Some days, it's still hard to do that, especially because my parents and sibling have no remorse for the way they've treated me and still make me feel bad about myself. I haven't completely cut them out of my life for complicated reasons that would make this post even longer, but my therapist taught me strategies for dealing with them. She said that I should severely limit the time I talk to them on the phone and spend less time with them, and I've followed her advice. She told me that I needed to put my foot down with all of them more often, and I have, much to their displeasure, though I still have a long way to go.

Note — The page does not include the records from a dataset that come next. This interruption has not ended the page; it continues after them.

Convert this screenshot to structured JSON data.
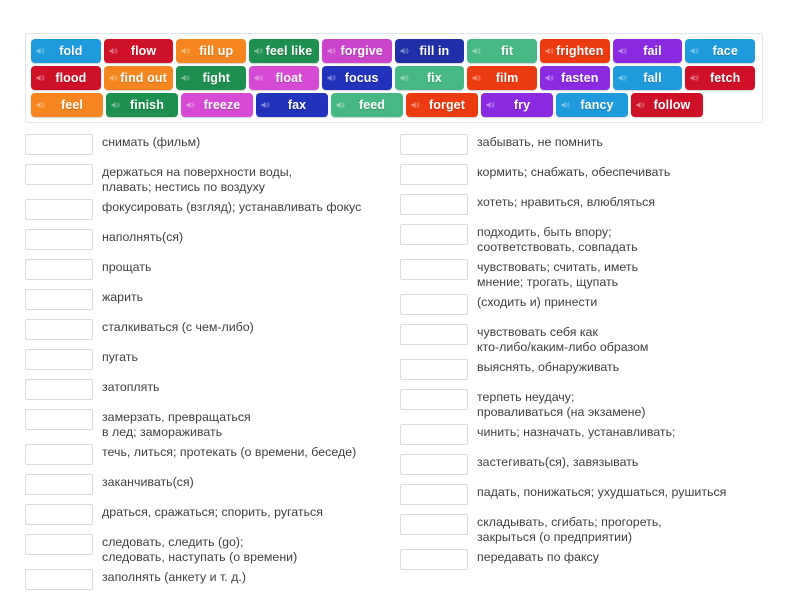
{
  "tile_bank": {
    "speaker_icon": "speaker-icon",
    "rows": [
      [
        {
          "word": "fold",
          "color": "#1f9bdd"
        },
        {
          "word": "flow",
          "color": "#cf1128"
        },
        {
          "word": "fill up",
          "color": "#f5861f"
        },
        {
          "word": "feel like",
          "color": "#1d8f4e"
        },
        {
          "word": "forgive",
          "color": "#cc44cc"
        },
        {
          "word": "fill in",
          "color": "#1e2fa8"
        },
        {
          "word": "fit",
          "color": "#46b883"
        },
        {
          "word": "frighten",
          "color": "#ec3b11"
        },
        {
          "word": "fail",
          "color": "#8a2be2"
        },
        {
          "word": "face",
          "color": "#1f9bdd"
        }
      ],
      [
        {
          "word": "flood",
          "color": "#cf1128"
        },
        {
          "word": "find out",
          "color": "#f5861f"
        },
        {
          "word": "fight",
          "color": "#1d8f4e"
        },
        {
          "word": "float",
          "color": "#d64ad6"
        },
        {
          "word": "focus",
          "color": "#2233bb"
        },
        {
          "word": "fix",
          "color": "#46b883"
        },
        {
          "word": "film",
          "color": "#ec3b11"
        },
        {
          "word": "fasten",
          "color": "#8a2be2"
        },
        {
          "word": "fall",
          "color": "#1f9bdd"
        },
        {
          "word": "fetch",
          "color": "#cf1128"
        }
      ],
      [
        {
          "word": "feel",
          "color": "#f5861f"
        },
        {
          "word": "finish",
          "color": "#1d8f4e"
        },
        {
          "word": "freeze",
          "color": "#d64ad6"
        },
        {
          "word": "fax",
          "color": "#2233bb"
        },
        {
          "word": "feed",
          "color": "#46b883"
        },
        {
          "word": "forget",
          "color": "#ec3b11"
        },
        {
          "word": "fry",
          "color": "#8a2be2"
        },
        {
          "word": "fancy",
          "color": "#1f9bdd"
        },
        {
          "word": "follow",
          "color": "#cf1128"
        }
      ]
    ]
  },
  "answers": {
    "left_column": [
      {
        "box_value": "",
        "text": "снимать (фильм)"
      },
      {
        "box_value": "",
        "text": "держаться на поверхности воды,\nплавать; нестись по воздуху"
      },
      {
        "box_value": "",
        "text": "фокусировать (взгляд); устанавливать фокус"
      },
      {
        "box_value": "",
        "text": "наполнять(ся)"
      },
      {
        "box_value": "",
        "text": "прощать"
      },
      {
        "box_value": "",
        "text": "жарить"
      },
      {
        "box_value": "",
        "text": "сталкиваться (с чем-либо)"
      },
      {
        "box_value": "",
        "text": "пугать"
      },
      {
        "box_value": "",
        "text": "затоплять"
      },
      {
        "box_value": "",
        "text": "замерзать, превращаться\nв лед; замораживать"
      },
      {
        "box_value": "",
        "text": "течь, литься; протекать (о времени, беседе)"
      },
      {
        "box_value": "",
        "text": "заканчивать(ся)"
      },
      {
        "box_value": "",
        "text": "драться, сражаться; спорить, ругаться"
      },
      {
        "box_value": "",
        "text": "следовать, следить (go);\nследовать, наступать (о времени)"
      },
      {
        "box_value": "",
        "text": "заполнять (анкету и т. д.)"
      }
    ],
    "right_column": [
      {
        "box_value": "",
        "text": "забывать, не помнить"
      },
      {
        "box_value": "",
        "text": "кормить; снабжать, обеспечивать"
      },
      {
        "box_value": "",
        "text": "хотеть; нравиться, влюбляться"
      },
      {
        "box_value": "",
        "text": "подходить, быть впору;\nсоответствовать, совпадать"
      },
      {
        "box_value": "",
        "text": "чувствовать; считать, иметь\nмнение; трогать, щупать"
      },
      {
        "box_value": "",
        "text": "(сходить и) принести"
      },
      {
        "box_value": "",
        "text": "чувствовать себя как\nкто-либо/каким-либо образом"
      },
      {
        "box_value": "",
        "text": "выяснять, обнаруживать"
      },
      {
        "box_value": "",
        "text": "терпеть неудачу;\nпроваливаться (на экзамене)"
      },
      {
        "box_value": "",
        "text": "чинить; назначать, устанавливать;"
      },
      {
        "box_value": "",
        "text": "застегивать(ся), завязывать"
      },
      {
        "box_value": "",
        "text": "падать, понижаться; ухудшаться, рушиться"
      },
      {
        "box_value": "",
        "text": "складывать, сгибать; прогореть,\nзакрыться (о предприятии)"
      },
      {
        "box_value": "",
        "text": "передавать по факсу"
      }
    ]
  }
}
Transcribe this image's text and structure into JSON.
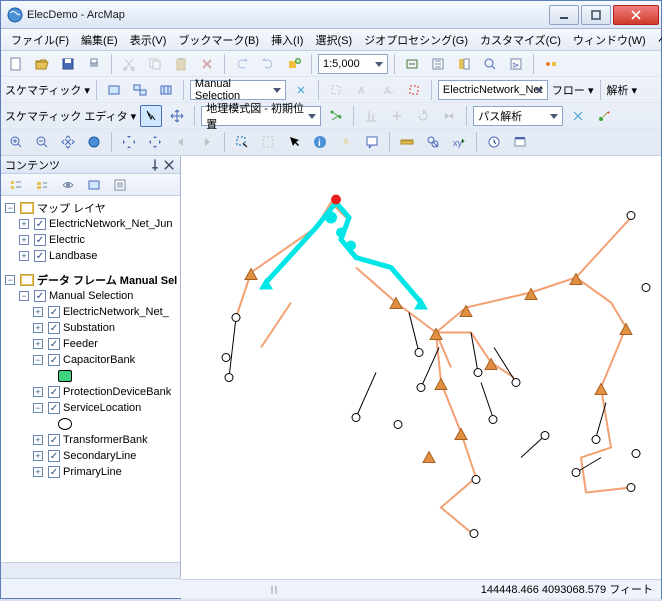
{
  "window": {
    "title": "ElecDemo - ArcMap"
  },
  "menu": {
    "file": "ファイル(F)",
    "edit": "編集(E)",
    "view": "表示(V)",
    "bookmark": "ブックマーク(B)",
    "insert": "挿入(I)",
    "select": "選択(S)",
    "geo": "ジオプロセシング(G)",
    "custom": "カスタマイズ(C)",
    "window": "ウィンドウ(W)",
    "help": "ヘルプ(H)"
  },
  "toolbar": {
    "scale": "1:5,000",
    "schematic_label": "スケマティック ▾",
    "manual_sel": "Manual Selection",
    "network": "ElectricNetwork_Net",
    "flow_label": "フロー ▾",
    "analysis_label": "解析 ▾",
    "editor_label": "スケマティック エディタ ▾",
    "geoview": "地理模式図 - 初期位置",
    "pathsolve": "パス解析"
  },
  "toc": {
    "title": "コンテンツ",
    "map_layers": "マップ レイヤ",
    "layers": {
      "l0": "ElectricNetwork_Net_Jun",
      "l1": "Electric",
      "l2": "Landbase"
    },
    "df_label": "データ フレーム Manual Sel",
    "manual_selection": "Manual Selection",
    "items": {
      "i0": "ElectricNetwork_Net_",
      "i1": "Substation",
      "i2": "Feeder",
      "i3": "CapacitorBank",
      "i4": "ProtectionDeviceBank",
      "i5": "ServiceLocation",
      "i6": "TransformerBank",
      "i7": "SecondaryLine",
      "i8": "PrimaryLine"
    }
  },
  "status": {
    "coords": "144448.466  4093068.579 フィート"
  },
  "icons": {
    "app": "earth-icon"
  }
}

I had to put my foot down with the Model too. I never again want to let anyone, whether it be the Model or my relatives, make me feel like I'm someone whose feelings don't matter and who is worthless. Now, I take pride in my academic and professional accomplishments, even though my mother doesn't and my father says I still need to do more. Now, I know that I'm not a loser just because I'm still single at 37, even though my sibling tells me otherwise. I've also lost twenty-five pounds since May, and that makes me feel good too.

"You're stronger than you think," my therapist once told me. "You could have continued obeying your parents and done everything they wanted, but you stayed the course and focused on making your own dream come true instead."

I'm not sharing all of this to make you feel sorry for me. But I wanted to explain why I obsess over things that some people think are not a big deal, and why I regressed into a depressive spiral after I found out what kind of person the Model really was. If it hadn't been for what I learned from those two years in therapy, I might have spiraled even further. I thought maybe this post was TMI, which is why I almost didn't post it. But writing my book-length memoir, Obsessions of a Workaholic, has made me contemplate how and why I became a neurotic workaholic and also includes TMI about my parents and sibling (I do not refer to them as my family and never will). That's why I will have to edit some of it once I finish the rough draft.

What about you? Have you ever been ghosted by a friend? Do you ever worry about including too much information in your own blog posts or manuscripts?